Nevertheless, because of those fans, the show is becoming easy to hate, derided by those who are sick of encountering them as some sort of bastard hybrid of South Park’s equal-opportunity offensiveness and Ready Player One’s nerd-culture wish fulfillment. Harmon’s pledge to keep things apolitical means he’ll have a hard time explicitly condemning these fans within the boundaries of the show. But ultimately, Rick And Morty is its own best argument against its most toxic fans. Its characters are imbued with a tangible humanity, creating jokes out of their dreams and failures that are as trenchantly character-based as anything since the original Office.
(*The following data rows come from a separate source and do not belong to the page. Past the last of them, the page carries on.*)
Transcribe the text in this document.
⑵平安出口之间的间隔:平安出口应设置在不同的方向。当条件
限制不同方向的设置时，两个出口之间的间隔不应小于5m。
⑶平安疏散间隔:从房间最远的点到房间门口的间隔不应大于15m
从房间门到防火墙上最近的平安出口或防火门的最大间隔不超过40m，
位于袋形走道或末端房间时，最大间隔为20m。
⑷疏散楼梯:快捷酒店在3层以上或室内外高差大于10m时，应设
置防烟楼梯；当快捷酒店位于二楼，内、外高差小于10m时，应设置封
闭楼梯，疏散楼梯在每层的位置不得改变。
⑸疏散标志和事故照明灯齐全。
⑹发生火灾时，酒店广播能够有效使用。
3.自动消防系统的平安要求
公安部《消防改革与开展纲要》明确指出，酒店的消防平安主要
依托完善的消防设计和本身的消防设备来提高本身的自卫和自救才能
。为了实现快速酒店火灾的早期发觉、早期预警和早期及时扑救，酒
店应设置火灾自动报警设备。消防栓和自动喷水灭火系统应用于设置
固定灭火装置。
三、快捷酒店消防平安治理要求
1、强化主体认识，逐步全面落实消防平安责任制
There’s a long tradition of sexism in sci-fi and “nerd” fandoms, of course, and there’s an equally long tradition of those fandoms being wrong. But it’s uniquely baffling—and regrettable—in the case of Rick And Morty, which in its third season is firing on all cylinders in a way few have in recent memory. What started as a sharply written, funny cartoon has unexpectedly turned into a monument to the power of science fiction. It’s only appropriate that a gang of leaderless, cackling trolls run along in its wake, dicks in hand, shouting its catchphrases. You cannot make a show this good without them—even if they don’t “get” it the way they think they do.